US 12,321,396 B1
Generating and storing aggregate data slices in a remote shared storage system
Sai Krishna Sajja, Dublin, CA (US); Anish Shrigondekar, Sunnyvale, CA (US); and Igor Stojanovski, San Francisco, CA (US)
Filed by Splunk Inc., San Francisco, CA (US)
Filed on Jul. 31, 2020, as Appl. No. 16/945,578.
Int. Cl. G06F 16/906 (2019.01); G06F 16/901 (2019.01)

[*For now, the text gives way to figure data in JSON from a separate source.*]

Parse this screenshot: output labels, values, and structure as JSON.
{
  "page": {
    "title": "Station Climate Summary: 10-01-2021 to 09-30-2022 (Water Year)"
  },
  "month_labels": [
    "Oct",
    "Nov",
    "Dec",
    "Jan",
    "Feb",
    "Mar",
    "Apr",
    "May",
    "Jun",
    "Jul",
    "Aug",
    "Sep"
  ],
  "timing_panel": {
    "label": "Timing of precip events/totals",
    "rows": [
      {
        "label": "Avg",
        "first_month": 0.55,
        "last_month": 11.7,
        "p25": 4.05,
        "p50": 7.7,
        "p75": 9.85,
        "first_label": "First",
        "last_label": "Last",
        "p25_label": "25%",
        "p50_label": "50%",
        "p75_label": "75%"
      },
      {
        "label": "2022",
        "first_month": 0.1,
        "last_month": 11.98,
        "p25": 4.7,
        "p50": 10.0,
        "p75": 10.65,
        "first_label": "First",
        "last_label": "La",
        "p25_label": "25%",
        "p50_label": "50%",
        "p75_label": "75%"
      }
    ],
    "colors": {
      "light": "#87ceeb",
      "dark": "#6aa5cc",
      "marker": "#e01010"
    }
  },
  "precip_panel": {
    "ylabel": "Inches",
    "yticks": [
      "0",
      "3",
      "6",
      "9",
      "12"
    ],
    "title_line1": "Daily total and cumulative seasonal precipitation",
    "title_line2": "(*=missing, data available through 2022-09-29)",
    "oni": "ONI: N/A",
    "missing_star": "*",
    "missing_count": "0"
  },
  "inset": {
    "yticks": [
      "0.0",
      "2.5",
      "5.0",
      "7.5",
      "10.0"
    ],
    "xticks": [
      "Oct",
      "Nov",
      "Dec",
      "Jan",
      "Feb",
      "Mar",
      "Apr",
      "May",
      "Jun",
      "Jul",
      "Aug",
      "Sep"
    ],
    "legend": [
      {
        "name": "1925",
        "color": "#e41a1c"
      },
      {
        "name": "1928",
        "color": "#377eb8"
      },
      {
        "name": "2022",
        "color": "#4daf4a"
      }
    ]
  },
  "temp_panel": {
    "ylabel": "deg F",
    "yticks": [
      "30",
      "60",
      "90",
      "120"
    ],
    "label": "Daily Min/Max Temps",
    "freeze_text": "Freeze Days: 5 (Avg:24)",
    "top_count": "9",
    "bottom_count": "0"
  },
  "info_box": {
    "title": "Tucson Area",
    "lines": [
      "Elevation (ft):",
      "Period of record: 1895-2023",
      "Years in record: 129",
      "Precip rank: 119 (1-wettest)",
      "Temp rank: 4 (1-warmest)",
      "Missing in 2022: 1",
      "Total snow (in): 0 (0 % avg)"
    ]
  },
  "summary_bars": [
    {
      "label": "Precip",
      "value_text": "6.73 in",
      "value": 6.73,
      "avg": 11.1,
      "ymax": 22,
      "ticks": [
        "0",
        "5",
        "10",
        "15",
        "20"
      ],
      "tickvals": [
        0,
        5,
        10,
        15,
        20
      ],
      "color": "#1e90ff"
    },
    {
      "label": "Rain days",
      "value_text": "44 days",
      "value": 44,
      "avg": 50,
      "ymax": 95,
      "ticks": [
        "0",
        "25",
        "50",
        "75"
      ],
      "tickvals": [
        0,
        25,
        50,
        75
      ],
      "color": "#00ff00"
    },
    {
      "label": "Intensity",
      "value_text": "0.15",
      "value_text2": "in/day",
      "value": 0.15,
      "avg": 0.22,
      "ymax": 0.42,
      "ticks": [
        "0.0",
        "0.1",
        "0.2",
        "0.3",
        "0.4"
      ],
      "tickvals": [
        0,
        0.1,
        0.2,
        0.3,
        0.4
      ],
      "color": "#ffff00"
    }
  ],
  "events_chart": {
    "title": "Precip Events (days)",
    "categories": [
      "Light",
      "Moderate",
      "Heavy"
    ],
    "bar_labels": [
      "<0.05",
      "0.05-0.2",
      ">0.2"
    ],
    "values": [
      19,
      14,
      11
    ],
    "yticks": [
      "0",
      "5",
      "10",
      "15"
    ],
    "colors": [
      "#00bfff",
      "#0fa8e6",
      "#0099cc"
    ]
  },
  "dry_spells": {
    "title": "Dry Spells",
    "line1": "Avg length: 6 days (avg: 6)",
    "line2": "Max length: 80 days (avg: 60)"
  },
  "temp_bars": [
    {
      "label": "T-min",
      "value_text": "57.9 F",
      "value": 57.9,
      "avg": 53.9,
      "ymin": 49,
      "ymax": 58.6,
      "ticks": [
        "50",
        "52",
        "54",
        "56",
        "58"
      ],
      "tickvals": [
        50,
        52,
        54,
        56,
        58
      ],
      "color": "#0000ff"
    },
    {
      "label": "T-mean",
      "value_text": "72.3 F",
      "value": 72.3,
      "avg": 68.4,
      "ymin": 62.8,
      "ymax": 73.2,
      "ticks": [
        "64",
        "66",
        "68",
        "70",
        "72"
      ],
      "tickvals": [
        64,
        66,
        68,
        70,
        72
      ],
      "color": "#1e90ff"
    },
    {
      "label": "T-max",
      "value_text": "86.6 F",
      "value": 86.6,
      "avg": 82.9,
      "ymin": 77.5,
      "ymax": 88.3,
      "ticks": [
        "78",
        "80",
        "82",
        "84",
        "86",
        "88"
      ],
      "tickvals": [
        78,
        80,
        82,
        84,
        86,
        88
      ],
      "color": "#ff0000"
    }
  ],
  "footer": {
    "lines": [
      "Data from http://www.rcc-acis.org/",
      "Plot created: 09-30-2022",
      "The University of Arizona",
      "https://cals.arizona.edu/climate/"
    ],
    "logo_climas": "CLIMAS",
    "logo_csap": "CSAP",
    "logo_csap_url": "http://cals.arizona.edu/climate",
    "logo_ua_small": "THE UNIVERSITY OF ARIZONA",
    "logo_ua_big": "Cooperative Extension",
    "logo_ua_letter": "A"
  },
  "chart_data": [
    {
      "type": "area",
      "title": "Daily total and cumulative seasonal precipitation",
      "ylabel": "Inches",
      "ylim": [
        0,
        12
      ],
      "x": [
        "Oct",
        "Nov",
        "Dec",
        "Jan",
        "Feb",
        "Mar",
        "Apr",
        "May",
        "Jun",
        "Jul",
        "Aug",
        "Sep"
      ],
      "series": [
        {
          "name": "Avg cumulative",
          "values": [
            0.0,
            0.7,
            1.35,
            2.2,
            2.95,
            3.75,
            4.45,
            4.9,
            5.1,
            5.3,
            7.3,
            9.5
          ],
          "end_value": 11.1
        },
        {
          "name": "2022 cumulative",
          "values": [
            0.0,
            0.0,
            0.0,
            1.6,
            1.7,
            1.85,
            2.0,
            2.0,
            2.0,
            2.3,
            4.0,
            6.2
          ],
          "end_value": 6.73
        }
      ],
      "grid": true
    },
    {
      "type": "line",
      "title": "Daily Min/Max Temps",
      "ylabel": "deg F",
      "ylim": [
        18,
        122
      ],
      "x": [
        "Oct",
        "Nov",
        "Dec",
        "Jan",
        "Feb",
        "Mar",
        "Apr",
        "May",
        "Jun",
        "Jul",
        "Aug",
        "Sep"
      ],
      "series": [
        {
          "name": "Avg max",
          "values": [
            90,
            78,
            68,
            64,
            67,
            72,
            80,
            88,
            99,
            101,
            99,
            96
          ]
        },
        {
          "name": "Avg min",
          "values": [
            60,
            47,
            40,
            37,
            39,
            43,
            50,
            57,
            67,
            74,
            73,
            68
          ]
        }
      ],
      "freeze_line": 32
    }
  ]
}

CPC G06F 16/906 (2019.01) [G06F 16/901 (2019.01)] 17 Claims
OG exemplary drawing
 
1. A method, comprising:
receiving, at an indexing node of a data intake and query system, a message payload from a remote message bus, wherein the message payload includes a first plurality of events, wherein each event of the first plurality of events includes raw machine data associated with a timestamp;
extracting the first plurality of events from the message payload;
adding a first set of events of the first plurality of events to a first editable data slice, wherein the first editable data slice is associated with a hot bucket, wherein the first set of events includes at least two events;
based on a slice rollover policy, converting the first editable data slice to a first non-editable data slice and adding the first non-editable data slice to a first aggregate data slice in volatile memory,
wherein the first aggregate data slice comprises a plurality of non-editable data slices associated with the hot bucket and each of the plurality of non-editable data slices comprises a second plurality of events, wherein the plurality of non-editable data slices includes the first non-editable data slice, wherein the first non-editable data slice includes the first set of events;
concurrent to at least one of adding the first set of events to the first editable data slice or adding the first non-editable data slice to the first aggregate data slice in volatile memory, modifying one or more files of the hot bucket using the first set of events, wherein the hot bucket includes:
at least one index file generated using the events of a plurality of aggregate data slices wherein the one or more files includes the at least one index file, and
the plurality of aggregate data slices, wherein the plurality of aggregate data slices comprises the first aggregate data slice;
based on an aggregate slice backup policy, determining whether a warm bucket corresponding to the hot bucket associated with the first aggregate data slice has been stored on a remote shared storage system, and based on a determination that a warm bucket corresponding to the hot bucket has not been stored on the remote shared storage system, communicating a first copy of the first aggregate data slice to the remote shared storage system for storage, wherein the first copy of the first aggregate data slice is communicated independent of the hot bucket; and
based on a bucket rollover policy, converting the hot bucket to a first warm bucket and communicating a copy of the first warm bucket to the remote shared storage system for storage, wherein the copy of the first warm bucket includes a second copy of the first aggregate data slice.